Building transparent corporate governance
Without competitive enterprises, it is hard to envisage how Vietnam could benefit from the TPP. Yet, corporate governance remains problematic even amid the rapid development of the legal and regulatory framework for investor protection.
For instance, new laws on independent audits were enacted in 2011, and in 2013, the State Securities Commission of Vietnam (SSC) revised Corporate Governance Regulations and a Model Charter that detail good practice for listed companies. But weaknesses remain in terms of poor disclosure, outdated accounting standards, lack of internal control mechanisms and limited accountability of firm management.
In fact, current practices in many public enterprises fall far short of what is required in the revised Corporate Governance Regulations, which also highlights the government's difficulties in enforcing the rule of law.
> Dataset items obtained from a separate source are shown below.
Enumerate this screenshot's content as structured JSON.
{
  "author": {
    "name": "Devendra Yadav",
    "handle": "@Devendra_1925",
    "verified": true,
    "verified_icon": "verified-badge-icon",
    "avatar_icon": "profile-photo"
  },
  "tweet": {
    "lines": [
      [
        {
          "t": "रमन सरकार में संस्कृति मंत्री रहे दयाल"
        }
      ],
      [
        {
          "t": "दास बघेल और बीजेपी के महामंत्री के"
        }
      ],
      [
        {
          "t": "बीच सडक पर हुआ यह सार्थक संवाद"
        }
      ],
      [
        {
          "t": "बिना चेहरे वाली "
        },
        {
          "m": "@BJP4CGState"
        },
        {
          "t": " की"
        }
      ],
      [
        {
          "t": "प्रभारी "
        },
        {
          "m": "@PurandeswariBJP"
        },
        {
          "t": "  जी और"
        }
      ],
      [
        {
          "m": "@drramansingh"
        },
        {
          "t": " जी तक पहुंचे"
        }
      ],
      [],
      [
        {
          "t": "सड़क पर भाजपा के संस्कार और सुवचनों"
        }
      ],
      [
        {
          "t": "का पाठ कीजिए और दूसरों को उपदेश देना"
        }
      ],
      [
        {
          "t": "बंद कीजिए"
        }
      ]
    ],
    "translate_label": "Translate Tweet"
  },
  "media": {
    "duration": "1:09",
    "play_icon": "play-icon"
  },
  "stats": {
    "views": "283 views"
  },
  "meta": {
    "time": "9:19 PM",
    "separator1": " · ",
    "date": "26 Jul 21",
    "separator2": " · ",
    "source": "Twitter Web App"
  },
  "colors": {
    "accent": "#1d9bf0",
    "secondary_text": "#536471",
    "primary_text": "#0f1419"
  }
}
The roles and functions of the SSC could actually be enhanced as an independent supervisory body to ensure compliance. Incentives for firms to uphold accountability to investors should be introduced. For example, the rankings of the Corporate Governance Scorecard could be made public. An organisation dedicated to providing training and technical support to firms could be established, ideally with international industry experts on board or acting as advisers.
Upgrading labour skills
The central thrust of Doi Moi reform has been resource mobilisation from agriculture to manufacturing and services, on the back of a large young, literate and low-cost workforce.
However, such a model is not sustainable, as competing based on cheap labour is simply a race to the bottom, especially when Vietnam's youth population is shrinking. Only by upgrading labour skills and labour productivity can Vietnam maintain healthy growth and successfully industrialise.
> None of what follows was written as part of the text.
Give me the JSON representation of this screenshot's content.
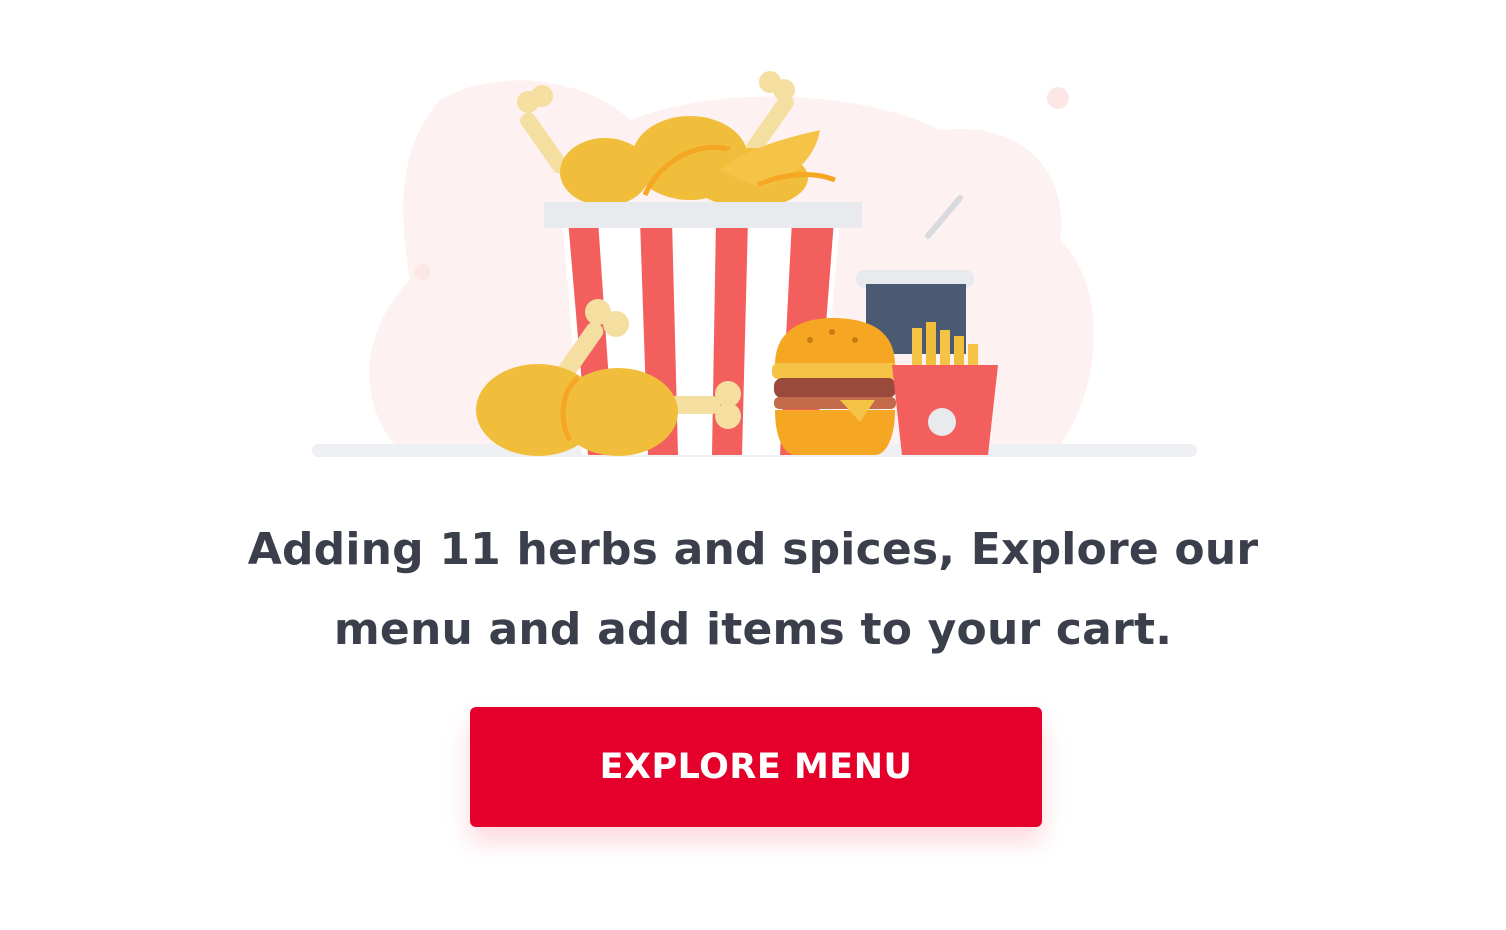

After 30 years of reform, firms still find it hard to find skilled workers to fill jobs, particularly managers, executives and technicians. Foreign corporations have also been complaining about the lack of reliable local suppliers.
In fact, many foreign textile companies have announced million-dollar investment plans in Vietnam to take advantage of the TPP's "yarn forward" rule. Upstream electronics manufacturers are expected to follow suit to supply technology giants, such as Samsung, Foxconn and Intel, which are already present in Vietnam.
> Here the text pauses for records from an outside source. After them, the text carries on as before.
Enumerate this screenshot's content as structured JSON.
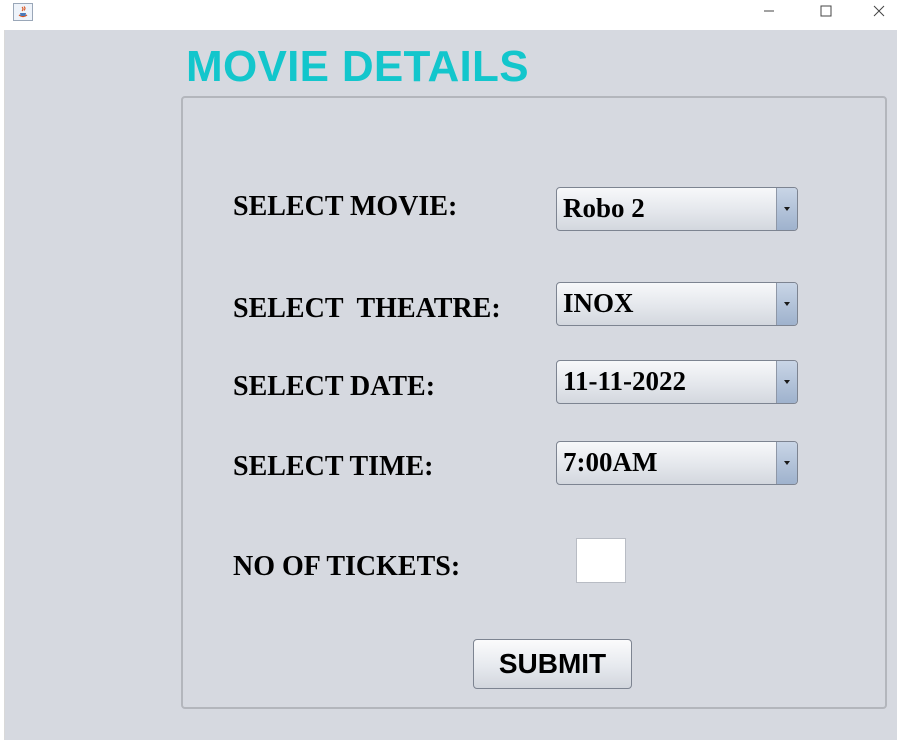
{
  "window": {
    "title": "",
    "controls": {
      "minimize_icon": "minimize-icon",
      "maximize_icon": "maximize-icon",
      "close_icon": "close-icon"
    }
  },
  "page": {
    "title": "MOVIE DETAILS",
    "title_color": "#13c6cc",
    "background": "#d6d9e0"
  },
  "form": {
    "movie": {
      "label": "SELECT MOVIE:",
      "value": "Robo 2"
    },
    "theatre": {
      "label": "SELECT  THEATRE:",
      "value": "INOX"
    },
    "date": {
      "label": "SELECT DATE:",
      "value": "11-11-2022"
    },
    "time": {
      "label": "SELECT TIME:",
      "value": "7:00AM"
    },
    "tickets": {
      "label": "NO OF TICKETS:",
      "value": ""
    },
    "submit_label": "SUBMIT"
  }
}
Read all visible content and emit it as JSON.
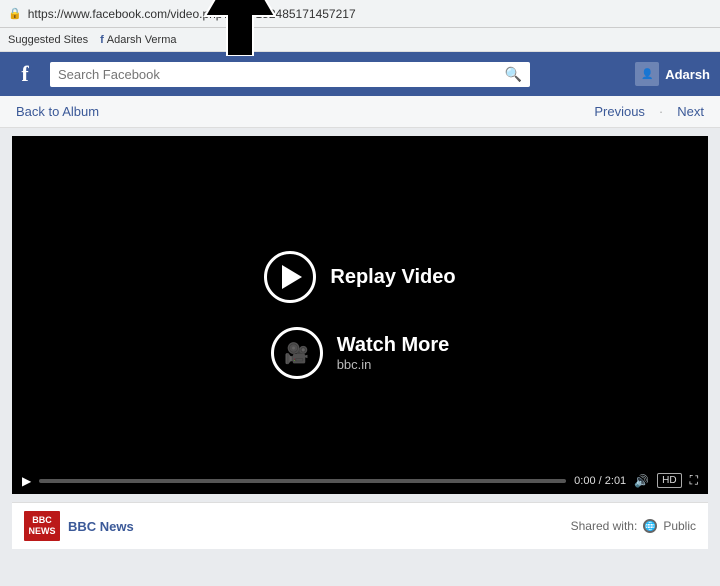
{
  "browser": {
    "url": "https://www.facebook.com/video.php?v=10152485171457217",
    "bookmarks": [
      {
        "label": "Suggested Sites"
      },
      {
        "label": "Adarsh Verma",
        "icon": "fb"
      }
    ]
  },
  "header": {
    "logo": "f",
    "search_placeholder": "Search Facebook",
    "user_name": "Adarsh"
  },
  "nav": {
    "back_label": "Back to Album",
    "previous_label": "Previous",
    "next_label": "Next"
  },
  "video": {
    "replay_label": "Replay Video",
    "watch_more_label": "Watch More",
    "watch_more_sub": "bbc.in",
    "time_current": "0:00",
    "time_total": "2:01",
    "hd_label": "HD"
  },
  "footer": {
    "channel_name": "BBC News",
    "bbc_top": "BBC",
    "bbc_bottom": "NEWS",
    "shared_label": "Shared with:",
    "audience_label": "Public"
  }
}
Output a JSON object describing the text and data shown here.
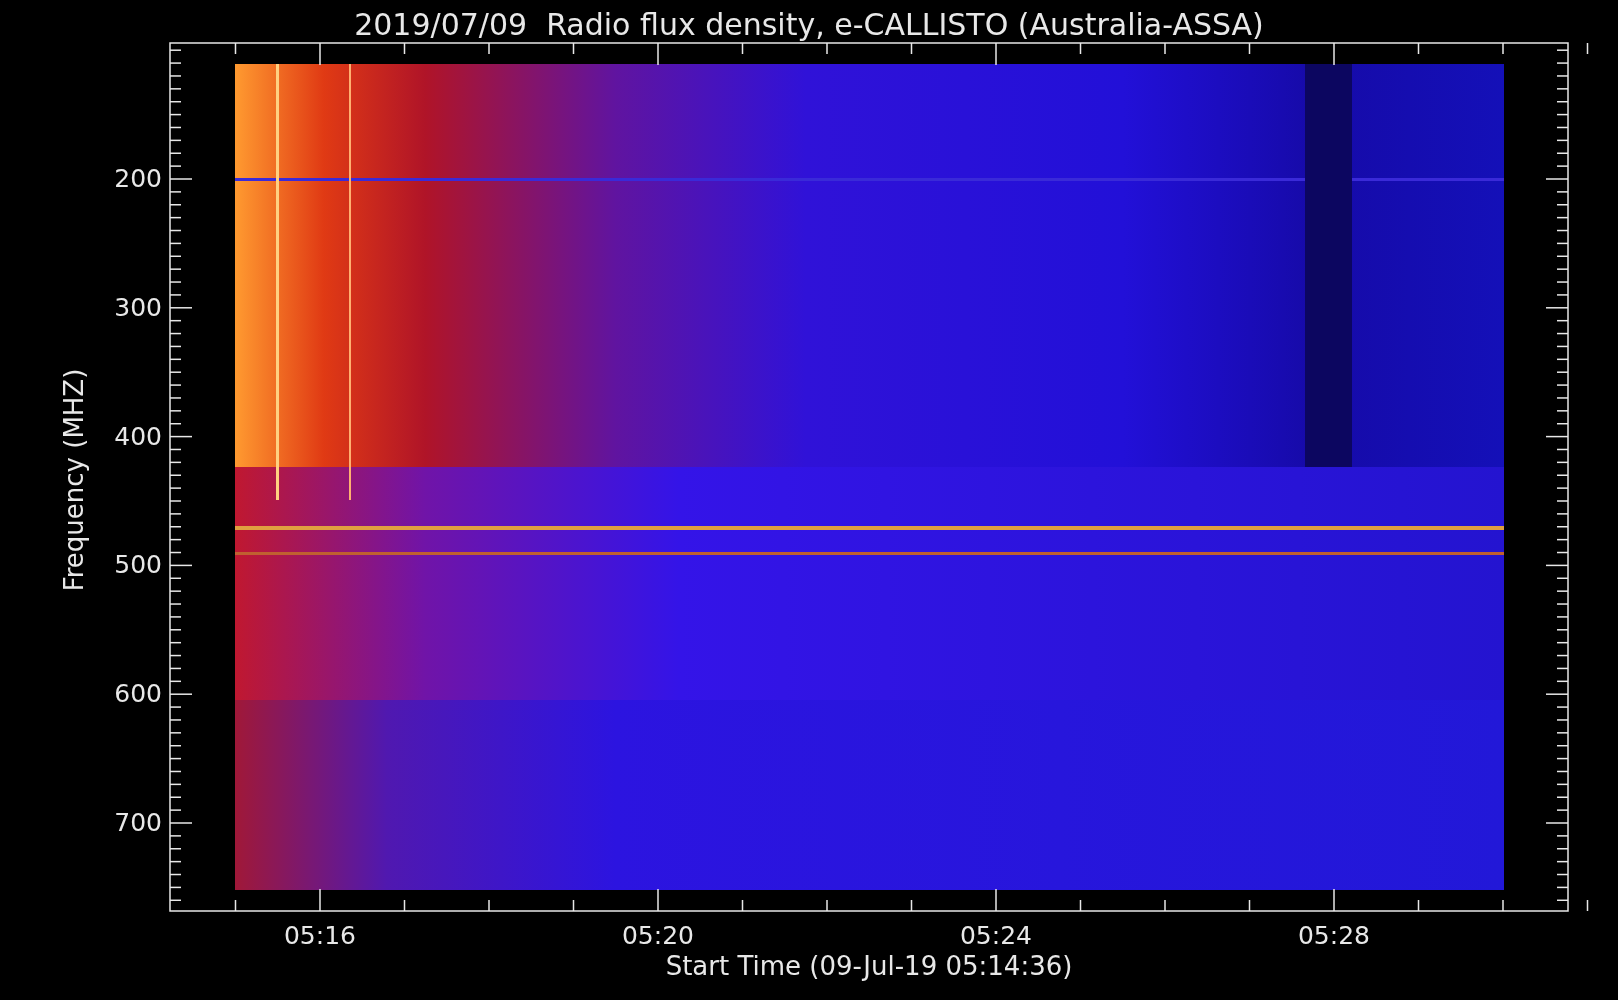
{
  "plot": {
    "title": "2019/07/09  Radio flux density, e-CALLISTO (Australia-ASSA)",
    "ylabel": "Frequency (MHZ)",
    "xlabel": "Start Time (09-Jul-19 05:14:36)",
    "yticks": [
      "200",
      "300",
      "400",
      "500",
      "600",
      "700"
    ],
    "xticks": [
      "05:16",
      "05:20",
      "05:24",
      "05:28"
    ]
  }
}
Measures to support and upgrade best-performing local firms, as well as pair them with multinational corporations, should be put in place. Tax incentives could be introduced to foreign firms engaging in technology transfer with local suppliers.
Most importantly, technical education and training must be revamped in alignment with industry needs. Collaboration between universities, industry associations and multinational corporations is vital.
GEOPOLITICAL CONFLICTS MUST NOT DERAIL GROWTH
Geopolitically, Vietnam is also at a delicate juncture as tensions with China have reached new levels since May 2014's sovereignty dispute near the Paracel and Spratly islands.
Given its economic woes, Vietnam must not militarise or further escalate the dispute, or else it will get side-tracked from reform. Instead, Vietnam should draw on its rising economic leverage from the TPP membership to facilitate the conclusion of the Code of Conduct between Asean and China.
By emphasising pluralism, Vietnam could play a critical role in strengthening Asean's unity and preventing the bloc from splitting over China.
Singapore, as the third largest foreign investor in Vietnam, is also a TPP member and could become a key strategic partner to Vietnam.
If Vietnam fails to address its shortfalls, the window of opportunity may last at most 10 years. Instead of just "renovating" (Doi Moi) the economy, Vietnam has to focus on "revitalising" (Hoi Sinh) it.
•Tan Khee Giap, Nguyen Le Phuong Anh and Luu Nguyen Trieu Duong are respectively co-director, research fellow and research assistant at the Asia Competitiveness Institute at the Lee Kuan Yew School of Public Policy, National University of Singapore.